All roads lead to Belesta… Whether you are travelling from Millas or the Agly valley, passing not far from the summit of Força Real from which you can enjoy stunning views of Roussillon
Bélesta de La Frontière watches over the Roussillon Plain. The delightful small village formerly marked the frontier between the kingdoms of France and Aragon before the annexation of Roussillon to the kingdom of France under the Treaty of the Pyrenees. A walk around the village will allow you to discover traces of the frontier still visible thanks to boundary posts.
At a height of 370 metres, Bélesta de La Frontière is a picturesque, charming village dominating the garrigue, the white, black, grey, red and ochre rock, and the vineyards.
On the hillside, facing south, the village is located in front of the majestic Mount Canigou, the emblematic mountain (2 784m) of the Eastern Pyrenees and symbol of the Catalans.
Castle-Museum of Prehistory
The medieval castle, now home to the Museum of Prehistory, dominates the village. Created following the discovery of a cave and numerous Neolithic artefacts in 1983, it retraces the history of that period.

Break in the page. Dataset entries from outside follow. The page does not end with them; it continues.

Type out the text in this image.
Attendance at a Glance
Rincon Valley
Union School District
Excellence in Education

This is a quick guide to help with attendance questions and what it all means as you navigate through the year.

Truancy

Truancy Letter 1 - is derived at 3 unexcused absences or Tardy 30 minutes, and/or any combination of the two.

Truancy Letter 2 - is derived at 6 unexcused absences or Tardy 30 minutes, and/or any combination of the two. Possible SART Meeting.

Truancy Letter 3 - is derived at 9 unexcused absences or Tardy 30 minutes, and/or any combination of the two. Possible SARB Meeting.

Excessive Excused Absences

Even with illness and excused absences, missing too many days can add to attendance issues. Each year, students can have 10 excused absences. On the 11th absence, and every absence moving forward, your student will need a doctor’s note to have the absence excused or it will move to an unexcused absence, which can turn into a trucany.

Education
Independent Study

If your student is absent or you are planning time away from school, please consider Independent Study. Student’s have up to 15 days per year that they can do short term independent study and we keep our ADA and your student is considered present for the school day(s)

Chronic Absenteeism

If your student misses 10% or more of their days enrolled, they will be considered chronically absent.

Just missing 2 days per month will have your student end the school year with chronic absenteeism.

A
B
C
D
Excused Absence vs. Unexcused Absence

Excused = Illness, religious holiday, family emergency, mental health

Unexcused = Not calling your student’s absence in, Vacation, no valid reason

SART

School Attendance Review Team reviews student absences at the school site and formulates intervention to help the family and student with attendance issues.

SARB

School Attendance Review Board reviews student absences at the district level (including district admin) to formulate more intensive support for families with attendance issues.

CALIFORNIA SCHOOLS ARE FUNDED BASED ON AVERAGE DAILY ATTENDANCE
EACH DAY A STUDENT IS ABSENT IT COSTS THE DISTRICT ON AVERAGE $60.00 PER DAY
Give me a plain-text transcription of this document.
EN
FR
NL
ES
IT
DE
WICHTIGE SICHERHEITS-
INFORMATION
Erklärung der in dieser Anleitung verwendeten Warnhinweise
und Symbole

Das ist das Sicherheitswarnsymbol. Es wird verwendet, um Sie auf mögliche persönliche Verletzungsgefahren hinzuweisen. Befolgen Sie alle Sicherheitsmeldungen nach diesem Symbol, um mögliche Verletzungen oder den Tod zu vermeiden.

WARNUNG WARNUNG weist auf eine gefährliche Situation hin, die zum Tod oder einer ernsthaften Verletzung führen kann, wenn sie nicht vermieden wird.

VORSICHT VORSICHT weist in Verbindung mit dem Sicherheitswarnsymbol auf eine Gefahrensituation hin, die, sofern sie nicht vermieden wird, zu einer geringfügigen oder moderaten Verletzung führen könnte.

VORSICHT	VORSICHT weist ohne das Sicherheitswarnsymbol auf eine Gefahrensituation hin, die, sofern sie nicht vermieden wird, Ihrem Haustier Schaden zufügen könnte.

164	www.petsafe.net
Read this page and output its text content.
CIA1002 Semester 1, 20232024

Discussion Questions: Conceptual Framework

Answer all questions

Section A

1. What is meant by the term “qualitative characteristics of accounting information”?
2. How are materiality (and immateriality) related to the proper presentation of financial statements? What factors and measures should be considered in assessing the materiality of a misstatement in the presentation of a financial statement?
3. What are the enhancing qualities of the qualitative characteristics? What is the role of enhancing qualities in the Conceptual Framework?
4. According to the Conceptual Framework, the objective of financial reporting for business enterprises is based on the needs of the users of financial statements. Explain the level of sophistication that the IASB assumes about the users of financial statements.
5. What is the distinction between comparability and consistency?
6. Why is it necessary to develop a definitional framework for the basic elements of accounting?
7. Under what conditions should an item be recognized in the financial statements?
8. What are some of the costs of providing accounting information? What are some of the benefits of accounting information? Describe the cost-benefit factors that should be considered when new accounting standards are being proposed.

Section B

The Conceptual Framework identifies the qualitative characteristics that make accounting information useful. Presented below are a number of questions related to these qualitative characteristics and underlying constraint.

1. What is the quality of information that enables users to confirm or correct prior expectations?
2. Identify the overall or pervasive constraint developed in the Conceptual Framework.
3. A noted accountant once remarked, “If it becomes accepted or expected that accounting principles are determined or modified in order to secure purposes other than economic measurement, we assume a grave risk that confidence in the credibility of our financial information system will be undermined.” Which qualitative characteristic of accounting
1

Art studio – Thierry Blaise
Sculptures, jewellery, items…
Don’t hesitate to visit the workshop of this former student in wood carving at Boulle school. The artist started working with a renowned antique dealer in Paris, and has rapidly become a designer in his turn.
Whether you are looking for green tourism or want to explore local environment, you will follow the bed of the stream, admire the fauna and flora of the Fenouillèdes, listen to the music of birds singing or the chirping of cicadas.
Moli del Vent dolmen
This is a tomb made up of a burial chamber called ‘cella’. It has upright slabs and a large stone access corridor. The construction is exceptionally preserved (- 2 500 years) since it is very rare to observe an almost in place tumulus with its flat stone walling.
Today they can be found at the limits of the territories of the towns of Bélesta and Ille-sur-Têt. They were used as landmarks when the system of land registration was created in the Napoleonic era. As they were in a perfect state of preservation, they would mark the existing frontier between France and Catalonia between 1258 (Treaty of Corbeil) and 1659 (Treaty of the Pyrenees).
In the Têt valley, halfway between the sea and the mountain, the site offers an amazing landscape of ‘fairy chimneys’. This is a unique landscape with coloured reliefs that water has sculpted in the clay and the sand that has been torn away from the Pyrenees. A one-hour walk will lead you inside this natural masterpiece.
Perpignan and the Palace of the Kings of Majorca
In Perpignan, the Palace of the Kings of Majorca was built by the Catalan King James II of Majorca. It is among the great palaces and fortresses built in the late Middle Ages. This is a jewel of Gothic architecture in Roussillon.
The Cathar castle of Peyrepertuse
Set high on a limestone defensive crag at an altitude of nearly 800m and over the garrigue and vineyards. It is among the most beautiful examples of Cathar fortresses. It was also one of the ‘Five Sons of Carcassonne’ and an important part of French border defence.
Collioure, the jewel of the Rocky Coast, enjoys an authentic setting and a preserved environment. At the foot of the Royal Castle, the small Catalan harbour is nestled in a sheltered rocky cove where the schistose Pyrenees meet the Mediterranean Sea.